In some cases, a glued label is not properly removed from the vacuum drum or is not transferred to a container. Instead, it is left on the vacuum drum. This label can eventually become detached from the vacuum drum, possibly leading to uncontrolled fouling or to uncontrolled disturbances in downstream labeling operations.
A label can fail to be detached for many reasons. One reason is a malfunction of the labeling unit itself. But the most common reason is that there is no container present at the time the label presents itself for transfer. This occurs, for example, when there is a gap in the container stream.
A known solution was to provide a buffer or storage table in the container transport direction upstream of each labeling machine and to accumulate a supply of containers awaiting labeling during operation. This supply enabled the labeling machine to be continuously operated. The operating speed or throughput of the labeling machine was increased or decreased as the supply of containers on the buffer or storage table rose or fell respectively so as to ensure the uninterrupted operation of the labeling machine and to avoid the presence of gaps appearing in the container stream being fed to the labeling machine.
By using a buffer or storage table and monitoring the supply of containers on that table it was also in particular possible to react to larger, longer-lasting gaps in the container stream being fed to the buffer and storage table by controlling the labeling unit accordingly. For example, a long gap in the container stream can be dealt with by moving the gluing device, which is provided within the labeling unit, away from its working position, which is very close to the vacuum drum, to an idle position, which is at a greater distance away from the vacuum drum. This shifting of the gluing device reliably prevents the vacuum drum and labeling unit from being fouled by glue and/or by labels that have been glued but not transferred to containers.
In modern container treatment installations, the component machines are increasingly interlocked with one another in such a way that the containers are conveyed with accurate spacing by transport star-wheels from one container treatment machine to a subsequent container treatment machine. This precludes the use of a buffer. As a result, the known method for compensating for gaps in the container stream is no longer effective. Consequently, different container treatment machines can no longer react individually to variations in the container stream by varying their operating speeds.

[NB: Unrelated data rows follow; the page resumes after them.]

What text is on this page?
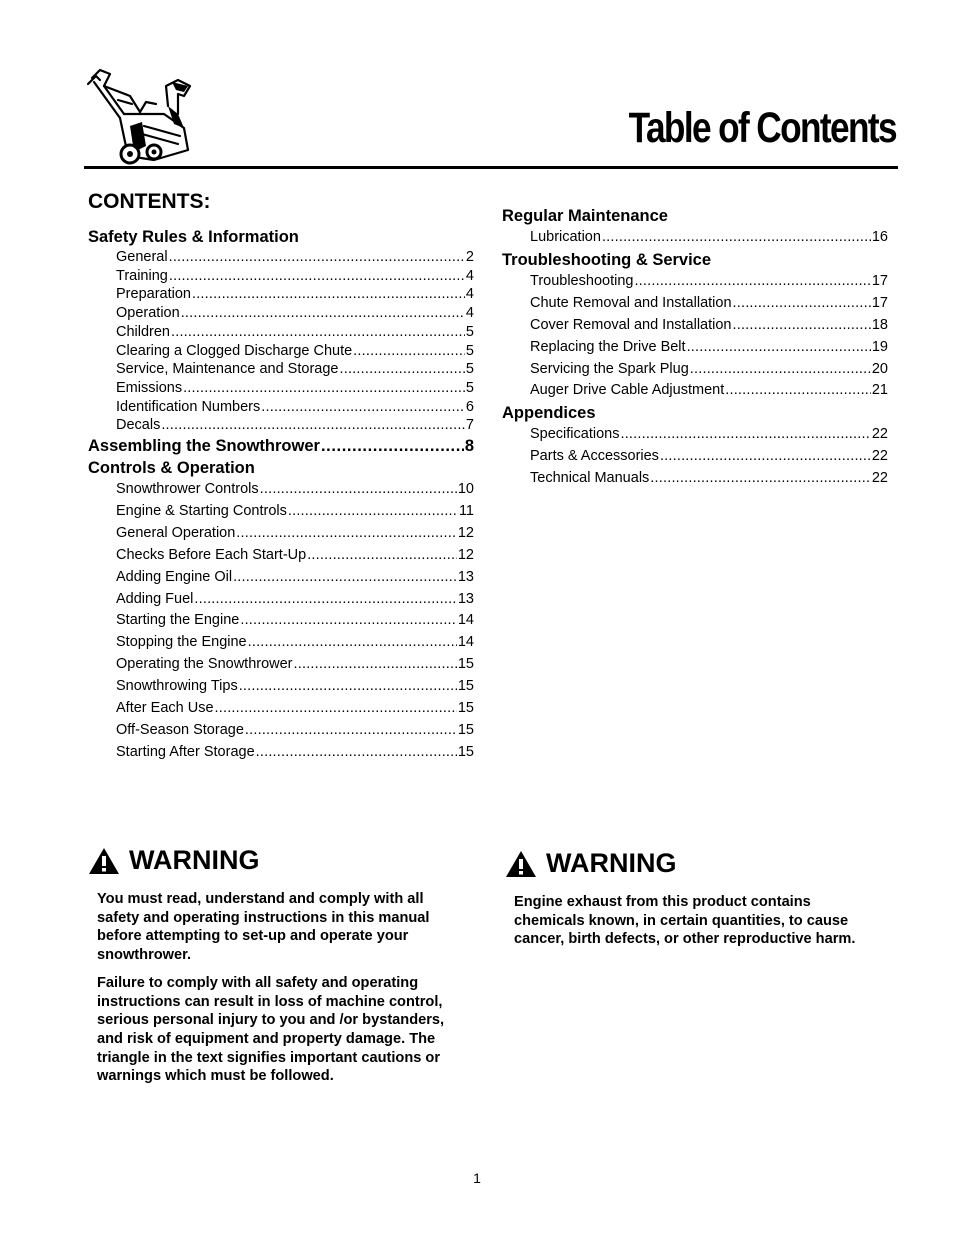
Table of Contents
CONTENTS:
Safety Rules & Information
General .....	2
Training .....	4
Preparation .....	4
Operation .....	4
Children .....	5
Clearing a Clogged Discharge Chute .....	5
Service, Maintenance and Storage .....	5
Emissions .....	5
Identification Numbers .....	6
Decals .....	7
Assembling the Snowthrower .....	8
Controls & Operation
Snowthrower Controls .....	10
Engine & Starting Controls .....	11
General Operation .....	12
Checks Before Each Start-Up .....	12
Adding Engine Oil .....	13
Adding Fuel .....	13
Starting the Engine .....	14
Stopping the Engine .....	14
Operating the Snowthrower .....	15
Snowthrowing Tips .....	15
After Each Use .....	15
Off-Season Storage .....	15
Starting After Storage .....	15
Regular Maintenance
Lubrication .....	16
Troubleshooting & Service
Troubleshooting .....	17
Chute Removal and Installation .....	17
Cover Removal and Installation .....	18
Replacing the Drive Belt .....	19
Servicing the Spark Plug .....	20
Auger Drive Cable Adjustment .....	21
Appendices
Specifications .....	22
Parts & Accessories .....	22
Technical Manuals .....	22
WARNING

You must read, understand and comply with all safety and operating instructions in this manual before attempting to set-up and operate your snowthrower.

Failure to comply with all safety and operating instructions can result in loss of machine control, serious personal injury to you and /or bystanders, and risk of equipment and property damage. The triangle in the text signifies important cautions or warnings which must be followed.

WARNING

Engine exhaust from this product contains chemicals known, in certain quantities, to cause cancer, birth defects, or other reproductive harm.

1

With labeling machines in particular, the problem arises that they should still react in an appropriate way to gaps in the container stream, i.e. to missing containers. Particularly with container treatment plants that have a high throughput (number of treated containers per unit of time), for example container treatment plants that process more than 40,000 containers per hour, the time between two containers is less than 0.09 seconds. Even if it were theoretically possible to suppress the presenting of a label for a “missing” container within a very short time interval, it is simply not possible, because of its relatively high mass, to control the gluing device at the vacuum drum so that if the label is “missing”, no glue is applied to the vacuum drum and the vacuum drum is not fouled by glue as a result. For this reason it would be practicable, at least with brief interruptions in the container stream, to present labels even for containers that are not present at the vacuum drum so as to prevent glue being applied directly to the vacuum drum and fouling the vacuum drum, and even allowing for the risk of the labeling unit being fouled and further labeling operations being disrupted by labels not transferred to containers and falling from the vacuum drum.